3. A further step exemplifying the end of the pandemic
After two and a half years with masks (33 months, to be precise) it seems that the constant use of these masks is going to disappear. Yesterday, Tuesday 7 February, the government issued a royal decree revoking the obligation to wear masks on public transport, reserving the use of masks to health and social care facilities, mainly pharmacies and hospitals.
The improved epidemiological situation, coupled with the fact that the emergence of new viruses and flus has not had harmful repercussions and has been easily combated, has led to this decision. The analysis has also been accompanied by several medical reports, which show that COVID no longer has the capacity to collapse the Spanish health system.
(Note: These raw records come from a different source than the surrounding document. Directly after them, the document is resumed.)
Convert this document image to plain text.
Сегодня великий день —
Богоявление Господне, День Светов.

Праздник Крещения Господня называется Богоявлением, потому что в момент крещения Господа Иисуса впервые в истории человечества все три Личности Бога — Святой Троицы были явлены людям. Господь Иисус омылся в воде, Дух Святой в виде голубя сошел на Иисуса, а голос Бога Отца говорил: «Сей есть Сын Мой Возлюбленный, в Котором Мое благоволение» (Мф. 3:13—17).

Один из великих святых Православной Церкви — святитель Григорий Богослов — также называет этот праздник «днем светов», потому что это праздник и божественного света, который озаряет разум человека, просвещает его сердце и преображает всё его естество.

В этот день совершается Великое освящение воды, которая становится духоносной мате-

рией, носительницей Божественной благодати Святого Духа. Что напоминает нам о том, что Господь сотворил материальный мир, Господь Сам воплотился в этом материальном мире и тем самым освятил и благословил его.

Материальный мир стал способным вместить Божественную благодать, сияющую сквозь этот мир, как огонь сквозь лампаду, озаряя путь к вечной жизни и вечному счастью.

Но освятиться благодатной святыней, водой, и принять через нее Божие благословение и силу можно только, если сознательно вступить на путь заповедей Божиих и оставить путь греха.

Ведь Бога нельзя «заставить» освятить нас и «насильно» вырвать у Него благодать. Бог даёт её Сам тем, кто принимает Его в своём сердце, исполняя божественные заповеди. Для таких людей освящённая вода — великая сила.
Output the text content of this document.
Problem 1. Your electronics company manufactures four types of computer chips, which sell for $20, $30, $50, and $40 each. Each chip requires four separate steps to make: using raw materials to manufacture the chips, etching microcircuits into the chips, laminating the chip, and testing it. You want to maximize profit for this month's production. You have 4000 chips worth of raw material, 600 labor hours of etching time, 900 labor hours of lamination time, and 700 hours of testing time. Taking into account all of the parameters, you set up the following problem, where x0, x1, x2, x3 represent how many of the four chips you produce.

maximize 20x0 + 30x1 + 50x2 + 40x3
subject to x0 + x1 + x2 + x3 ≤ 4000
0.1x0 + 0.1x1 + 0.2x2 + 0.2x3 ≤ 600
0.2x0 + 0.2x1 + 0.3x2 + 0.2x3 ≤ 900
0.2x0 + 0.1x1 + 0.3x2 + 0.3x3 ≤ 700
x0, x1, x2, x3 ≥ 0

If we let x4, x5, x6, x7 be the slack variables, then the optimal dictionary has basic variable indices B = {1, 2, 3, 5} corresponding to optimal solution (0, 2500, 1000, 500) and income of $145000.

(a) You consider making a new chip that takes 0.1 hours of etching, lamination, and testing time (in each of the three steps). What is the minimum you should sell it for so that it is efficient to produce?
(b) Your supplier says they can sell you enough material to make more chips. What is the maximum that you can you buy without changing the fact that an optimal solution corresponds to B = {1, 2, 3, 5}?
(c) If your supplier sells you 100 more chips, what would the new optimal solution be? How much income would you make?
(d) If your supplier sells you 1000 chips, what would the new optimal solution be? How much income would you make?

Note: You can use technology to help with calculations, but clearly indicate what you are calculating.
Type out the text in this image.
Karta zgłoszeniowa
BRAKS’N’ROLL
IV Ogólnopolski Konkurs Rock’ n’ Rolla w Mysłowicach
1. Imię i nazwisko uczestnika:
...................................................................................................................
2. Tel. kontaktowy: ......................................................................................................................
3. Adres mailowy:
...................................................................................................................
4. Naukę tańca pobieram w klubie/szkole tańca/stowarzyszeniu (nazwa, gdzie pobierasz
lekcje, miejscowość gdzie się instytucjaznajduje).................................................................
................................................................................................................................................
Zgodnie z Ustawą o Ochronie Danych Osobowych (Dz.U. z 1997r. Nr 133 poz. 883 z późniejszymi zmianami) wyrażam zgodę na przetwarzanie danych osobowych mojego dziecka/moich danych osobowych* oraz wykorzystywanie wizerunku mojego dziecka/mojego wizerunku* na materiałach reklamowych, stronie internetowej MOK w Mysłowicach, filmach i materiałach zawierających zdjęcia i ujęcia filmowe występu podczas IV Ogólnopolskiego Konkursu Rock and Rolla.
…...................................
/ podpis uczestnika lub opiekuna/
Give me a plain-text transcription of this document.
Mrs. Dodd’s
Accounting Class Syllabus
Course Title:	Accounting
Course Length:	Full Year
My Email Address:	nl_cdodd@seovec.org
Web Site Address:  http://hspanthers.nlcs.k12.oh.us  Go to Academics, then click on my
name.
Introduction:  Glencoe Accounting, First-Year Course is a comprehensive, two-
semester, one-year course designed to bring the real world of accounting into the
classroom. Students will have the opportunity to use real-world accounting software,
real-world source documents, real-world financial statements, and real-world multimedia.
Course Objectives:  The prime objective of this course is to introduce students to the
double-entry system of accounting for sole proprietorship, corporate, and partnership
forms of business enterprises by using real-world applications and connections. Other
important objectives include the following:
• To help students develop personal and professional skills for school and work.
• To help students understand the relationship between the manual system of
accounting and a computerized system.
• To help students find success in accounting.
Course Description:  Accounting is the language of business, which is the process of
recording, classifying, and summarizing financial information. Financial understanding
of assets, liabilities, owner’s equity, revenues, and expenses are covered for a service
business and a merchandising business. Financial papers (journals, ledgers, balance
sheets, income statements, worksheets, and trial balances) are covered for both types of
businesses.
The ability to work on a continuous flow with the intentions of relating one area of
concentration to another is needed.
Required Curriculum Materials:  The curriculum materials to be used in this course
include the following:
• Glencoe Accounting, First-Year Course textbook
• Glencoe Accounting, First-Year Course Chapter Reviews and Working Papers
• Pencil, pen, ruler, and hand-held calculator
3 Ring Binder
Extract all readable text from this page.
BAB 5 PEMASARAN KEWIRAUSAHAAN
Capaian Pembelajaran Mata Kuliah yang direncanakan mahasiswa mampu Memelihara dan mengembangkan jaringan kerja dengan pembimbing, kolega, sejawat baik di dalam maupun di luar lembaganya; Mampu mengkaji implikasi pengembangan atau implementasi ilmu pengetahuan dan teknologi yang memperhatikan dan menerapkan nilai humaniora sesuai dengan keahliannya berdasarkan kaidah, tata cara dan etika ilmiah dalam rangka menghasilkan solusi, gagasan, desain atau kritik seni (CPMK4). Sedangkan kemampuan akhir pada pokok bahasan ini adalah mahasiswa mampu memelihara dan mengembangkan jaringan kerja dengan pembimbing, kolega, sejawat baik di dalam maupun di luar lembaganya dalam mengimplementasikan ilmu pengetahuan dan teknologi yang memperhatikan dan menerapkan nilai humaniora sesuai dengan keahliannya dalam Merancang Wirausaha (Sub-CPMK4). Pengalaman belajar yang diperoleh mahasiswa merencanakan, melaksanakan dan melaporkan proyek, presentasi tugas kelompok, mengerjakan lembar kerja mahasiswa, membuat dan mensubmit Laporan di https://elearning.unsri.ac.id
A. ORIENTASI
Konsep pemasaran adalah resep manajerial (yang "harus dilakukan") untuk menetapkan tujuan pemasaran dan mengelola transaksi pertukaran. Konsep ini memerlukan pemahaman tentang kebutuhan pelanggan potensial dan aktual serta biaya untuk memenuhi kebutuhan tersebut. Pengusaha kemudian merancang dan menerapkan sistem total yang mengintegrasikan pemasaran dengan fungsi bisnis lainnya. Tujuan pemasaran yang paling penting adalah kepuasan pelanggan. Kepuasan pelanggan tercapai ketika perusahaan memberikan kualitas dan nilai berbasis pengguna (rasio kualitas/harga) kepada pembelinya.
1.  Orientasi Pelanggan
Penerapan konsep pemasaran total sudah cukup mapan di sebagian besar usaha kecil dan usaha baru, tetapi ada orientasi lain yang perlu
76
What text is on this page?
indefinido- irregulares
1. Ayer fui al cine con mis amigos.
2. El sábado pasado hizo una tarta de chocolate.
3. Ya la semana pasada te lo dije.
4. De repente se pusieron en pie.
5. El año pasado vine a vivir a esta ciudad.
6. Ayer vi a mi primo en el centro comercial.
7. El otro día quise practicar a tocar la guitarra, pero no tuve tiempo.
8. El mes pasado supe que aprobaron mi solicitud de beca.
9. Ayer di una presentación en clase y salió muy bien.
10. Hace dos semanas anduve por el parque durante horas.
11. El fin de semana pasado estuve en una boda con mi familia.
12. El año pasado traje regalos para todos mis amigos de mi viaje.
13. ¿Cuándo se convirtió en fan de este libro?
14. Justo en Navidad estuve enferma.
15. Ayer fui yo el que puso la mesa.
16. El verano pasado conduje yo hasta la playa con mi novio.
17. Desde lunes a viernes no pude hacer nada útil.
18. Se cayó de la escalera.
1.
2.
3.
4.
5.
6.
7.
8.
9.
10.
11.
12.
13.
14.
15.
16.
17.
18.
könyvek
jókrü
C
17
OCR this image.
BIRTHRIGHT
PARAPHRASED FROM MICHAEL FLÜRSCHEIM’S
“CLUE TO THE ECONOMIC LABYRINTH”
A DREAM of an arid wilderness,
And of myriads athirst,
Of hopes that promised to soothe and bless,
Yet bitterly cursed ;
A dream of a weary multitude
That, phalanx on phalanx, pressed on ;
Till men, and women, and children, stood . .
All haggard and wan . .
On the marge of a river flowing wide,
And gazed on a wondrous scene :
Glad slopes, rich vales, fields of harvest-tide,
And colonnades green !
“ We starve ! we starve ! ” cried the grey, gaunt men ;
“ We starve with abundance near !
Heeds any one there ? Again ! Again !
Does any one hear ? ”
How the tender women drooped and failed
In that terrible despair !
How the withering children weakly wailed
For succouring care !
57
Even so, the virus has not completely disappeared. In the last week, 76 people have died in Spain as a result of the virus, alarming figures, but far from the thousands of daily deaths caused at the peak of the pandemic.
4.Economy: Rent prices continue to rise above living standards
Over the last few years, rental prices have risen by 20% in the main cities on the Mediterranean coast, while Spanish rents have increased on average by 9.1%.
These increases are due, in part, to the rise of the so-called "digital nomads", workers from Northern Europe with more purchasing power, who due to the pandemic and the increase in teleworking, opted to settle in cities such as Barcelona or Valencia while maintaining their jobs (and salaries) in their country of origin.
Another factor is due to the change that is taking place, especially among the younger generations, where renting is prioritised over buying flats (a fact that was already established in many European countries, but which was not recurrent in Spain).
Among the coastal cities, Barcelona leads the way with an increase of 25.3% in price, closely followed by Alicante (23%) and Gerona (22%), where the rise seems to have been least noticeable is in Mallorca (15.1%), although even there, the difference with the rise in rent is around 6 points. According to data from the idealista portal, we are, once again, at historic highs, as far as average rental income is concerned.
5.Cold weather returns to Ukraine, conflict flares up again
Over the past few weeks, we have seen Western powers argue over the appropriate weaponry to send to Ukraine, as well as the technical and economic support that should be given to the country. In the end, and despite German reluctance, the most interventionist line seems to have been reinforced; the sending of new armaments, including new tanks, is the most important. leopardThe new economic aid and the new sanctions and restrictions on Russian oil bear witness to this.
On the other hand, it seems that Russia is beginning to move pieces on the chessboard, to the point that several Western intelligence services have indicated that Russia is planning a large-scale offensive for the end of February, mobilising more than half a million troops. The aim would be to take over the entire Donbas.
In view of these reports, and recalling that 24 February will mark a year since the beginning of the conflict, Ukrainian Defence Minister Oleksii Reznikov has pointed out that "they will try something around 24 February". This tendency to accumulate forces in the Donbas is not new: since a month ago Russia has been accumulating troops in this area, and little by little it seems that it is beginning to gain ground, first capturing the important enclave of Soledar, and in recent days encircling the strategic Bakhmut.